As dúvidas da bastardia deste destemido cavaleiro, juntamente com as desconfianças sobre o seu pai por ter ascendido na fidalguia podem ter dado origem à lenda de que já fizemos referência no início deste artigo, correndo de que era filho de um cavalo. 

Não temos evidência de que a passagem para Castela de D. Vasco Martins Pimentel possa ter sido a razão do abandono dos Paços de Lourosa, mas sabemos que os seus bens ficaram indivisos durante 35 anos. A sua divisão aconteceu em 1318 por imposição régia, consequência de Aldonça Vasques, monja do mosteiro de Arouca, que, não obstante não figurar nos nobiliários mediáveis seria filha do segundo casamento de Vasco Martins Pimentel com Maria Gonçalves Portacarreiro. Neste documento régio eram referidos 19 herdeiros, um dos quais Gonçalo Pereira, seu neto e que viria a ser Arcebispo de Braga. Os bens foram distribuídos em lotes, registados em bolas de cera e tirados à sorte por todos os herdeiros. Neste texto da revista Hispania de 2007, da autoria de Bernardo Vasconcelos e Sousa, não encontramos referência a quem calhou a quinta das margens do rio Vizela, a qual Manuel de Souza da Silva cantou dizendo: 

“Junto do rio Visella 

Se vêem Santo Adrião 

O Paço Velho e o chamam 

Solar da illustre; e bella  

Dos Pimenteis geração” 

 Curiosamente, também encontramos uma Cantiga de Escárnio e Maldizer dirigida ao cavaleiro Fernão Vasques Pimentel, que era filho de Vasco Martins Pimentel e que foi com este para Castela, voltando mais tarde e reabilitando-se junto do rei D. Dinis. É destas voltas que a cantiga faz escárnio. 

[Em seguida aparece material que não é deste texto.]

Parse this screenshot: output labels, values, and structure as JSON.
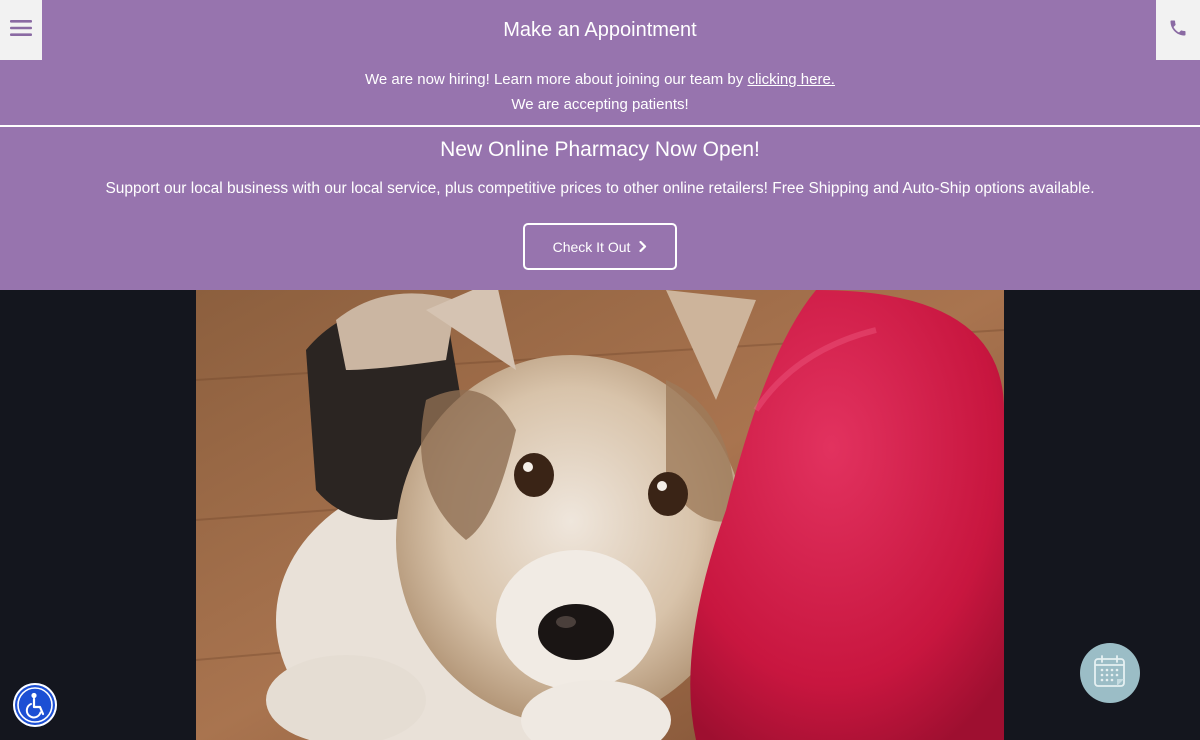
{
  "header": {
    "title": "Make an Appointment",
    "menu_icon": "hamburger-menu-icon",
    "phone_icon": "phone-icon"
  },
  "notice": {
    "hiring_text": "We are now hiring! Learn more about joining our team by ",
    "hiring_link": "clicking here.",
    "accepting_text": "We are accepting patients!"
  },
  "promo": {
    "headline": "New Online Pharmacy Now Open!",
    "description": "Support our local business with our local service, plus competitive prices to other online retailers! Free Shipping and Auto-Ship options available.",
    "cta_label": "Check It Out",
    "cta_icon": "chevron-right-icon"
  },
  "hero": {
    "subject": "corgi-dog-photo"
  },
  "floating": {
    "accessibility_icon": "accessibility-icon",
    "calendar_icon": "calendar-icon"
  },
  "colors": {
    "brand_purple": "#9774ae",
    "page_dark": "#14161e",
    "accessibility_blue": "#1c4fd4",
    "calendar_teal": "#9bbdc6"
  }
}
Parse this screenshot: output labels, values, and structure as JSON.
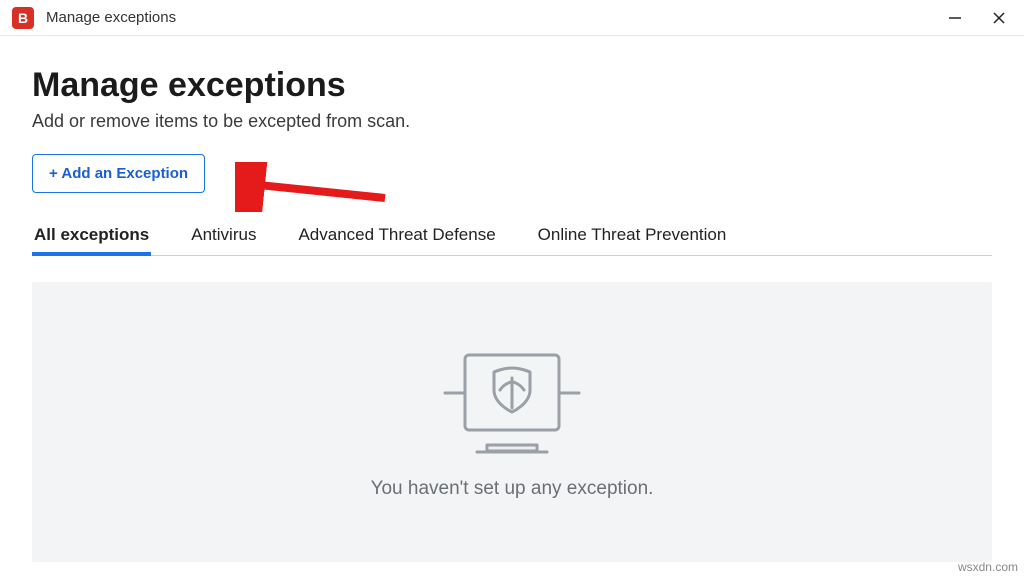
{
  "titlebar": {
    "app_icon_letter": "B",
    "title": "Manage exceptions"
  },
  "page": {
    "title": "Manage exceptions",
    "subtitle": "Add or remove items to be excepted from scan."
  },
  "actions": {
    "add_exception_label": "+ Add an Exception"
  },
  "tabs": [
    {
      "label": "All exceptions",
      "active": true
    },
    {
      "label": "Antivirus",
      "active": false
    },
    {
      "label": "Advanced Threat Defense",
      "active": false
    },
    {
      "label": "Online Threat Prevention",
      "active": false
    }
  ],
  "empty_state": {
    "message": "You haven't set up any exception."
  },
  "watermark": "wsxdn.com",
  "colors": {
    "accent": "#1a73e8",
    "brand": "#d93025",
    "panel_bg": "#f3f4f6"
  }
}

“El foi comprado três vezes, 

Ogano, de três senhores, 

E bem sabem os melhores 

Ca nom há mais de seis meses; 

Ca el tem que todavia 

Há de poiar em contia, 

Em panos ou em tomeses. 

Finalmente, para concluir, no dito artigo de 2007 do Diário do Minho, a Quinta de Lourosa é “colocada” na quinta do Paço Velho em Alfaxim na freguesia de Santo Adrião, nas proximidades do que hoje é a rua do Paço Velho. Pensamos que não há dúvidas de que assim seja; no ponto mais alto de um outeiro nas margens do rio Vizela, voltado e com amplo campo de visão para o núcleo da freguesia de Santo Adrião e que, com a limpeza paisagística próprias da idade medieval, mais deveria alcançar, muito provavelmente já muito perto das fraldas das terras de Riba Vizela e, conforme João Gomes de Oliveira Guimarães, próximo da ponte das Taboas.